It’s hard to take penguins for granted in our house, whether it’s on a scarf, disguised as a biscuit tin or peeping out of a picture, there’s usually at least one in view in some form or another! So as I haven’t been able to resist passing on the love to my children and we’ve been enjoying some fantastic picture books about them lately. Each book has been rated out of ten by my nine and six year old boys but it seems they’re all very popular in our household judging by the lack of deviation from a resounding ten all round!



The Night Iceberg – Helen Stephens (author/illustrator); Published: Alison Green Books 2010. Rating: 10/10 – 10/10

Tofta wanted her iceberg to be a place she could call her own … until a penguin appears followed by his entire family & friends so she soon finds out that sharing with others can also bring a lot of pleasure. A story to be read again and again with illustrations to be admired.

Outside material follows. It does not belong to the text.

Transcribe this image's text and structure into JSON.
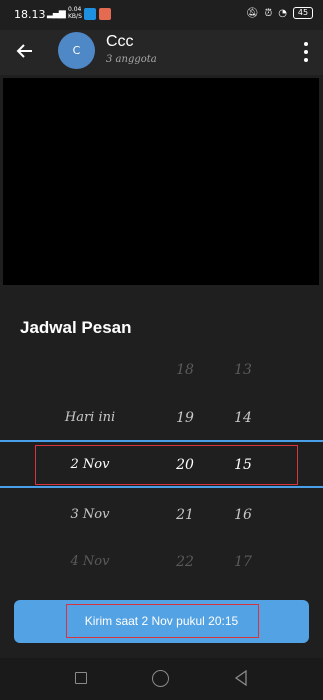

CLICK TO BUY The Night Iceberg


Penguin – Polly Dunbar (author/illustrator); Published: Walker Books 2007. Rating: 10/10 – 10/10

A beautiful book which uses simple but striking illustrations and hints of humour to convey the importance of actions speaking louder than words. It’s not what Penguin says (which is not a lot), it is what he does that says everything!

CLICK TO BUY Penguin


Up and Down – Oliver Jeffers (author/illustrator); Published: Harper Collins Children’s Books 2015. Rating: 10/10 – 10/10

From the well known author of Lost and Found, yet another beautiful story of the friendship between the boy and his penguin. Penguin is determined to fly high but how will he do this? Will he fail? Will the boy be there for him if he falls? The classic conundrum of how to allow a loved one to find the confidence to fly the nest whilst trying to keep them safe is written with true Oliver Jeffers’ eloquence.

CLICK TO BUY Up and Down


Blown Away – Rob Biddulph (author/illustrator); Published: Harper Collins Children’s Books 2015. Rating: 10/10 – 10/10

An effortless rhyming story about Penguin Blue and his adventures with a kite. With gorgeous vivid, contemporary illustrations that invite you to study each page, it’s easy to get pulled along with Penguin Blue on his journey.

CLICK TO BUY Blown Away


Could a Penguin Ride a Bike? – Camilla Bedoyere (author) & Aleksei Bitskoff (illustrator); Published: QED Publishing 2015. Rating: 10/10 – 10/10

A very fresh approach for a factual book about penguins as the facts have been cleverly weaved into a fun story. Could a penguin go bowling, ride a bike or join a choir? You can find out from this book how a penguin might fair in these and many other situations he could find himself in if he came to stay with you.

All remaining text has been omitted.